The most important thing is to get rid of the INSERT IGNORE
. I discovered this will increment the primary key even if it fails. You can burn through your 4 billion keys very quickly this way. Do the SELECT
first, it's going to be the most common case anyway.
My first thought is to put the logic into a database function. That gives you all the benefits of encapsulation. Then you can change how this works later.
My second is to get rid of that hash. It's effectively taking the place of an index on ua. Since you only need equivalence checks to be performant, a hash index would be ideal, but those are not supported on most MySQL table formats.
In its place I would use an index on the first 255 bytes of the User-Agent, that should be plenty for MySQL to do its job. This also gives you the benefit of a full index should you need to do something more than simple gets.
CREATE TABLE IF NOT EXISTS ua_strings (
ua_id INTEGER UNSIGNED PRIMARY KEY AUTO_INCREMENT,
ua TEXT,
KEY(ua(255))
);
The function would look like this (note, I am not the best at writing MySQL functions).
DELIMITER //
CREATE FUNCTION get_ua_id (ua_string TEXT)
RETURNS INTEGER
BEGIN
DECLARE ret INTEGER;
SELECT ua_id INTO ret FROM ua_strings WHERE ua = ua_string;
/* It's not in the table, put it in the table */
CASE WHEN ROW_COUNT() = 0 THEN
INSERT INTO ua_strings (ua) VALUES (ua_string);
SELECT LAST_INSERT_ID() INTO ret;
ELSE BEGIN END;
END CASE;
RETURN ret;
END//
DELIMITER ;
A function with the hash would look very similar. Hide the implementation details in the function and benchmark the two.

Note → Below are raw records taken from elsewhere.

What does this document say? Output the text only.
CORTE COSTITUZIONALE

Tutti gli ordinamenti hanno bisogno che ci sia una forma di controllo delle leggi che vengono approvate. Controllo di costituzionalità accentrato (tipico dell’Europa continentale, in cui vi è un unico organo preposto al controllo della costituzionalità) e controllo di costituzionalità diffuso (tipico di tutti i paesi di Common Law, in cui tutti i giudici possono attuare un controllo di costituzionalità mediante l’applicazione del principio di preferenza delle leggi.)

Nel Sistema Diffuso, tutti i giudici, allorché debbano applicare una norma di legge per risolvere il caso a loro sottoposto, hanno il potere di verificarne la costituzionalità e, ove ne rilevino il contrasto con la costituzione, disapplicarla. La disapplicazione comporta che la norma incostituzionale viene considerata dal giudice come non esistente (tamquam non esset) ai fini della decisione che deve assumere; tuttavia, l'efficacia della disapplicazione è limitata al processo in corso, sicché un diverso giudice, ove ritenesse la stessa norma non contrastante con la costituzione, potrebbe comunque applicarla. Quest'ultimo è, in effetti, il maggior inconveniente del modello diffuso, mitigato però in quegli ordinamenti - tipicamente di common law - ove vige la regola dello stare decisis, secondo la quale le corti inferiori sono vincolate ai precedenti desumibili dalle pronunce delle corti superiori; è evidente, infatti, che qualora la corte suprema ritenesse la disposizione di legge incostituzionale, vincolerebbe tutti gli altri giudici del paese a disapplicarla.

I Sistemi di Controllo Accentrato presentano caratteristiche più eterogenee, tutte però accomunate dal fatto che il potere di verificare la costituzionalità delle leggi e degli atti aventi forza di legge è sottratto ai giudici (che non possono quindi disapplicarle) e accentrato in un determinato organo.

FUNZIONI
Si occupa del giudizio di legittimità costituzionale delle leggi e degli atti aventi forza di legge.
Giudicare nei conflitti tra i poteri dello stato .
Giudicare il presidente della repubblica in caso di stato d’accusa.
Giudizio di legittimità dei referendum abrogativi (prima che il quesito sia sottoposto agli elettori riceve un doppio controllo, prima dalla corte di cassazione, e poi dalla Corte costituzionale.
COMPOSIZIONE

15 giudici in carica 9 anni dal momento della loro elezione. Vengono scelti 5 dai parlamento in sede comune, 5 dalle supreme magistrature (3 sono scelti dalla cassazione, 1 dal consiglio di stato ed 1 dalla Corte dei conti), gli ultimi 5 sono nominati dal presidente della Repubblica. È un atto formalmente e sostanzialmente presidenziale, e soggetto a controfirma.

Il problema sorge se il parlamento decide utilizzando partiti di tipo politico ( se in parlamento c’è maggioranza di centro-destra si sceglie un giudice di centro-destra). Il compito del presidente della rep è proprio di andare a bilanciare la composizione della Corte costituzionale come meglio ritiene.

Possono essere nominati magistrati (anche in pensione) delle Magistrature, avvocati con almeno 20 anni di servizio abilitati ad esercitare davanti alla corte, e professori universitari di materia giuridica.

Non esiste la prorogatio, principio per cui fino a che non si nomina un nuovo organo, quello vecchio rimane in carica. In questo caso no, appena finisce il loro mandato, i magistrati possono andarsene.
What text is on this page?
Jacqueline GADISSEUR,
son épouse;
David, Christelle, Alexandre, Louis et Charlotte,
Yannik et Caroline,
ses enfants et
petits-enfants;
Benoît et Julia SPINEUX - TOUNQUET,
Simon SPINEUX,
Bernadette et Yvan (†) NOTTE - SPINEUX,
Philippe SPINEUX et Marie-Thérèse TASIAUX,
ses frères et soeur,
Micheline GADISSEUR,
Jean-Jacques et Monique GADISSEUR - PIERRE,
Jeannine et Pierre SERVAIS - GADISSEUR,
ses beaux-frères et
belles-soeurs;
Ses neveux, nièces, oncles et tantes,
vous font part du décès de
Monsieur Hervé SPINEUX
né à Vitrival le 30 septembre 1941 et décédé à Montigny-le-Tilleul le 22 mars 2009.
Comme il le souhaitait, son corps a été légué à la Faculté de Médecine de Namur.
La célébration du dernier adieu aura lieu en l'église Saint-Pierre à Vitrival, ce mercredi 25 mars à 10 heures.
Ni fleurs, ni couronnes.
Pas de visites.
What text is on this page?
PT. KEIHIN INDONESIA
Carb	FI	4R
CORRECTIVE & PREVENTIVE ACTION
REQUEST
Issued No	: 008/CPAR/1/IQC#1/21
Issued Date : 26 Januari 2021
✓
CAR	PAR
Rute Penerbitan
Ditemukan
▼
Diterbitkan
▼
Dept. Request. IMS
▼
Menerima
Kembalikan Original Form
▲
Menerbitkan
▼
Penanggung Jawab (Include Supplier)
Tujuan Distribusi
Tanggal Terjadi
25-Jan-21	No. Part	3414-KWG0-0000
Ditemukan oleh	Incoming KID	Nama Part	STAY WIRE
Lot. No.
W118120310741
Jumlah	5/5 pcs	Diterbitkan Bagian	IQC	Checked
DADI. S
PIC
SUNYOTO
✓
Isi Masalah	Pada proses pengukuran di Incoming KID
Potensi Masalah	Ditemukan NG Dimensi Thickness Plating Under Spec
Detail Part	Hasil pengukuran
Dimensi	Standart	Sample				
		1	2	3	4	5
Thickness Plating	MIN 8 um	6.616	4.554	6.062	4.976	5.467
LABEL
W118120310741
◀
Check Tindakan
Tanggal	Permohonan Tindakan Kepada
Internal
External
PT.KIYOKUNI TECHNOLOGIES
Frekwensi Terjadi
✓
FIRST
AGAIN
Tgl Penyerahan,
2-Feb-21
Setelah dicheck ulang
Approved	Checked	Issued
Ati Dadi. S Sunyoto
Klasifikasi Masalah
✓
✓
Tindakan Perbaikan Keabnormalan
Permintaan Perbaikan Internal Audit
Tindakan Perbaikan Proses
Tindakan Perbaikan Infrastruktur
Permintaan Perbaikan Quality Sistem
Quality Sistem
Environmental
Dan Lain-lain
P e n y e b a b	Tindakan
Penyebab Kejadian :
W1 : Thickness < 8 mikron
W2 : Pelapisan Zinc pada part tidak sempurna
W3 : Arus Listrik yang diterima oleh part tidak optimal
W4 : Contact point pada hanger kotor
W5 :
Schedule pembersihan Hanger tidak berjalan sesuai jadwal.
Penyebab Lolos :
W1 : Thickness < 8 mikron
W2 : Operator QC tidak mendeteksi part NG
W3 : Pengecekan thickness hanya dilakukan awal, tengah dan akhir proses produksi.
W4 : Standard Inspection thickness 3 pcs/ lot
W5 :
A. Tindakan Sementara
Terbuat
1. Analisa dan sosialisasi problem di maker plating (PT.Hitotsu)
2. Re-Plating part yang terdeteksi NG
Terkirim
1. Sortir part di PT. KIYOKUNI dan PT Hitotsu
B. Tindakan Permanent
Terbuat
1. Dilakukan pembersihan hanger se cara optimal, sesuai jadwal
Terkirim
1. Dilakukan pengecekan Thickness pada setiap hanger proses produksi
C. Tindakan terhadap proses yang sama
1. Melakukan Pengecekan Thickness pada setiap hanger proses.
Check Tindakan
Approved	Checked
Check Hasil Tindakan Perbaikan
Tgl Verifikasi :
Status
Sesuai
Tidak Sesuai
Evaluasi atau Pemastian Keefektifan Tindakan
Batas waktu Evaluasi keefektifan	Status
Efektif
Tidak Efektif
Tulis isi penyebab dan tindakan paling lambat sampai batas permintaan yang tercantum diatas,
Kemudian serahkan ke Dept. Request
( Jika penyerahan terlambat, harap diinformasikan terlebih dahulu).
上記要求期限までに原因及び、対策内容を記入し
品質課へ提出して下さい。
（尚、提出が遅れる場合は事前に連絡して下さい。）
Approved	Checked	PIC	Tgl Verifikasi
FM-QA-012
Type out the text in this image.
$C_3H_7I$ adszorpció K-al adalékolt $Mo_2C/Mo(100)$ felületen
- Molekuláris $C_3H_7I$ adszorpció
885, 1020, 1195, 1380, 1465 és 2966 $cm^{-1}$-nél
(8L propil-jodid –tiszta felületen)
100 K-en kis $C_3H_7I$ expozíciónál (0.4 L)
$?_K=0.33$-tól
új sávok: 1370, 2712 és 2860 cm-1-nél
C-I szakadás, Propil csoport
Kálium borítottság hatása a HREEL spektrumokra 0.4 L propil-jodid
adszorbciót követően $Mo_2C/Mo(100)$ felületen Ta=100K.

And really don't use MD5. It's not going to affect performance to use SHA1, you can spare the extra 4 bytes per entry, and it will avoid hidden problems down the road. Using MD5 is like saying "Even though there's locks better in every way, I'll use this crappy lock because I don't think this door is important right now". You're not a security expert (neither am I) and don't know what parts are important and what aren't. Just put decent locks on everything. If SHA1 turns out to be some huge performance problem, you can always change it thanks to the encapsulation of the function.
No matter what the benchmarking results, I am willing to bet profiling will reveal your choice has no effect on the performance of whatever system this is a part of. Go with the simpler and more flexible indexed option, optimize it if it turns into a problem later.